“I’ll tell you what you did wrong”, hissed the woman, “you screamed in front of the children! That is just bad! You behaved like a child!”
The man, obviously not impressed by the speech his wife just gave him, nodded.
This train journey from Amsterdam – Maastricht, was going to be a long one.
“Hmm hmm, anything else I did wrong?” he responded with a calm voice.
“Yes! You did..”, the woman suddenly stopped talking and stared at her daughter. She looked at her mother with big eyes.
“Can I have my toooooooy?”
How could she refuse this?
Well, what about give your child a sleeping pill before you get on the train? Because even with her toy she couldn’t shut up. The were two things which were extremely annoying;
1) She had a high voice, which only little girls can have. If you have a little sister, you what I’m talking about. If you’re a girl; you know how to use it.

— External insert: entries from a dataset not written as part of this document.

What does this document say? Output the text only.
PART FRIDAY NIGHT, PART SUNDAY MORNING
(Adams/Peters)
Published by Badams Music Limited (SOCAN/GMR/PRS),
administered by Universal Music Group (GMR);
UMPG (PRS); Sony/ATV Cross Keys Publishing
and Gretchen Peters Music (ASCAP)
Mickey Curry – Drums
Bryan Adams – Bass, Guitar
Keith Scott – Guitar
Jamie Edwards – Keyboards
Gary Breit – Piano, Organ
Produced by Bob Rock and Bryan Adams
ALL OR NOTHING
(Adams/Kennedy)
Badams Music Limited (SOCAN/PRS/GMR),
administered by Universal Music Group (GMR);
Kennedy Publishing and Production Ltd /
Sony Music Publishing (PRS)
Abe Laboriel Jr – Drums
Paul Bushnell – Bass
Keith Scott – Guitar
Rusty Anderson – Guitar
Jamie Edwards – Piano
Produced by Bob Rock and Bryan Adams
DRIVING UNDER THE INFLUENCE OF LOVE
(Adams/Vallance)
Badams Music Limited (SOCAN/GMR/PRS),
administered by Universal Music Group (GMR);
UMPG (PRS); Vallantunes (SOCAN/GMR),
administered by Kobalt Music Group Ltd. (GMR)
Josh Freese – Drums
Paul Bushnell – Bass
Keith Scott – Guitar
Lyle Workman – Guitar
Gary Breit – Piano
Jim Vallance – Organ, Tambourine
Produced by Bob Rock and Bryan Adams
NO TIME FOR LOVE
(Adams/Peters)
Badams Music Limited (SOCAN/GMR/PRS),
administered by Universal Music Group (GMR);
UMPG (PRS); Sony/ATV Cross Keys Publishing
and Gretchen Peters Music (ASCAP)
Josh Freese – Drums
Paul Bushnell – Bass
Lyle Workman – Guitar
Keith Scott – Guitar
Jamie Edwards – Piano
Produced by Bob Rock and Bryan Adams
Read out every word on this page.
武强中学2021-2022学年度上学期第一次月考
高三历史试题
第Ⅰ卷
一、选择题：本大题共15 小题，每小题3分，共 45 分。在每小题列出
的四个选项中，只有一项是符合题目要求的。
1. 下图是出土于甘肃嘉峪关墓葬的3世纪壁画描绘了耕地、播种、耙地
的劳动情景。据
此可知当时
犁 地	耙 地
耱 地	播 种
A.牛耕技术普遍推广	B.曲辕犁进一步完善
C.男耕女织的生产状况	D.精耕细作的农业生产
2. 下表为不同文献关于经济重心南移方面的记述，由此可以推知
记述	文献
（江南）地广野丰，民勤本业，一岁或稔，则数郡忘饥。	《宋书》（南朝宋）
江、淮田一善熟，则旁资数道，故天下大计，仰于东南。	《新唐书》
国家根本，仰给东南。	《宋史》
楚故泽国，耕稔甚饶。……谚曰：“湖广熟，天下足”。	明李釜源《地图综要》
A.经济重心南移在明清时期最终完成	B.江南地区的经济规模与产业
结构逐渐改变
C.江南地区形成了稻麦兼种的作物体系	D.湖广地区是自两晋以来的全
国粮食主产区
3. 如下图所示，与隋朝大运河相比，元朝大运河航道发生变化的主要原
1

2) Apparently, her mother was American, her father was Dutch. Now, I don’t have anything against Americans, in general, but there are some aspects which I, in general, don’t like. Lets start with the accent. The high, hysterical “OH MY GOD” transformed the last couple of years to a very low “Oh. My. God.” If you want to make it more dramatic, you cram “Fucking” between My. and God.
But maybe the worst thing of all; she had a younger brother.
I’ve no experiences with younger brothers, only with an elder one and they only become more useful as they got older. Although I can say something about it from my observations. I came up with a hypothesis:Younger brothers like to scream louder than their older sister, because than they think they can gain more respect from their sister.
I thought of sending the NS an email with the idea of a ‘Children Coupé”, where parents with their dearly beloved toddlers could sit and nobody would be bothered. It would be a perfect for this family, because what a nice family it was; they must be so happy together. And it got better. The boy got hungry:
“Ooh you’re hungry? You want some crisps?”said the father. Of course, men like crisps, not chocolate. “Honeeeeeey, do you still have that bag of Bugles?”
The woman opened her bag and opened the Bugles:
“Here smell this”, she sniffed, “can you smell all those chemicals?!”
YES I could smell all those chemicals! That horrible Nacho Cheese smell, in combination with… the chips + mayonnaise (frietje met), which the woman in front of me was eating. Spontaneously, I didn’t feel like eating my peanut butter sandwich any more.
And even when you think, “this can’t get any worse”, a high voice behind you says: “Should I read you a story dear? Yes, yes? You want to hear the story about Kitty, the Cat?”